22.8 Introduction to Rayon for Data Parallelism

Writing multi-threaded code manually can be error-prone and verbose, particularly when processing large datasets. The Rayon crate simplifies this by providing parallel iterators that enable data parallelism with minimal code changes.

Rayon is a lightweight and efficient data-parallelism library that transforms sequential computations into parallel ones. It ensures data-race-free execution and dynamically balances workloads based on runtime conditions. This makes it an ideal choice for introducing parallelism into existing Rust code.

Rayon provides parallel versions of Rust's standard iterators, allowing seamless integration with existing code. It includes methods like par_sort for parallel sorting of mutable slices and the join() function for efficient parallel execution of two tasks.

22.8.1 Using Rayon in Your Project

To use Rayon, add the crate to your Cargo.toml file and import the necessary traits. The traits are grouped under the rayon::prelude module, typically imported with use rayon::prelude::*.

The rayon::prelude module provides access to methods like par_iter, par_iter_mut, and into_par_iter, which enable parallel implementations of standard iterative functions such as map, for_each, filter, and fold.

Parallel iterators are used similarly to regular iterators. To convert a sequential iterator to a parallel one, replace .iter(), .iter_mut(), or .into_iter() with .par_iter(), .par_iter_mut(), or .into_par_iter(), respectively.

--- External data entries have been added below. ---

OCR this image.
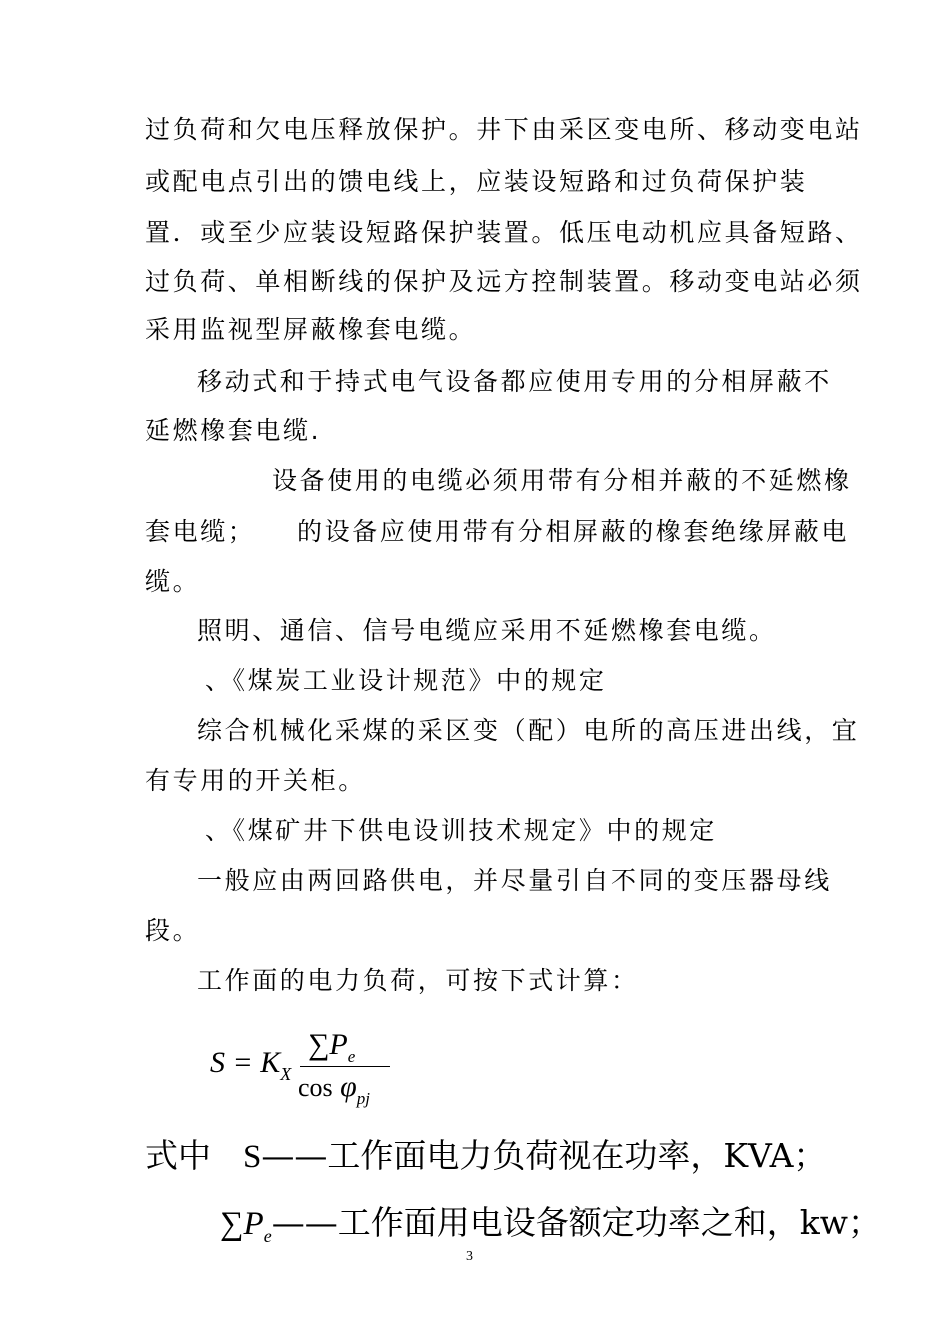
过负荷和欠电压释放保护。井下由采区变电所、移动变电站

或配电点引出的馈电线上，应装设短路和过负荷保护装

置．或至少应装设短路保护装置。低压电动机应具备短路、

过负荷、单相断线的保护及远方控制装置。移动变电站必须

采用监视型屏蔽橡套电缆。

移动式和于持式电气设备都应使用专用的分相屏蔽不

延燃橡套电缆.

设备使用的电缆必须用带有分相并蔽的不延燃橡

套电缆；	的设备应使用带有分相屏蔽的橡套绝缘屏蔽电

缆。

照明、通信、信号电缆应采用不延燃橡套电缆。

、《煤炭工业设计规范》中的规定

综合机械化采煤的采区变（配）电所的高压进出线，宜

有专用的开关柜。

、《煤矿井下供电设训技术规定》中的规定

一般应由两回路供电，并尽量引自不同的变压器母线

段。

工作面的电力负荷，可按下式计算：

$S = K_X$
$\sum P_e$
$\cos \varphi_{pj}$
式中 S——工作面电力负荷视在功率，KVA；
$\sum P_e——$工作面用电设备额定功率之和，kw；
3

Example: Summing Squares in Parallel

use rayon::prelude::*;

fn main() {
    let numbers: Vec<u64> = (0..1_000_000).collect();
    let sum: u64 = numbers
        .par_iter()
        .map(|x| x.pow(2))
        .sum();
    println!("Sum of squares: {}", sum);
}

Example: Incrementing Values in Parallel

use rayon::prelude::*;

fn increment_all(input: &mut [i32]) {
    input.par_iter_mut().for_each(|p| *p += 1);
}

Rayon automatically divides the input data across a thread pool, reducing the overhead of thread creation and destruction. This makes it particularly effective for data-parallel tasks such as summations, mappings, and filters.

22.8.2 When Rayon's Parallel Iterators Might Be Slower

For small workloads, the overhead of setting up parallel execution may outweigh the performance gains. Always benchmark your code to verify whether parallelization improves performance in your specific case.

22.8.3 The join() Construct

The rayon::join function allows efficient parallel execution of two closures. It returns a pair of results from those closures and is particularly useful for divide-and-conquer algorithms like quicksort.

Conceptually, calling join() is similar to spawning two threads, with each executing a closure. However, Rayon’s implementation uses a technique called work stealing, which utilizes a fixed pool of worker threads and executes tasks in parallel only when there are idle CPUs.

Example: Parallel Quicksort Using join()

use rayon::prelude::*;

fn main() {
    let mut v = vec![5, 1, 8, 22, 0, 44];
    quick_sort(&mut v);
    assert_eq!(v, vec![0, 1, 5, 8, 22, 44]);
    println!("{:?}", v);
}

fn quick_sort<T: PartialOrd + Send>(v: &mut [T]) {
    if v.len() > 1 {
        let mid = partition(v);
        let (lo, hi) = v.split_at_mut(mid);
        rayon::join(|| quick_sort(lo), || quick_sort(hi));
    }
}

fn partition<T: PartialOrd + Send>(v: &mut [T]) -> usize {
    let pivot = v.len() - 1;
    let mut i = 0;
    for j in 0..pivot {
        if v[j] <= v[pivot] {
            v.swap(i, j);
            i += 1;
        }
    }
    v.swap(i, pivot);
    i
}

Although this example demonstrates parallel quicksort, for real-world sorting tasks, the par_sort method is generally more efficient and should be preferred.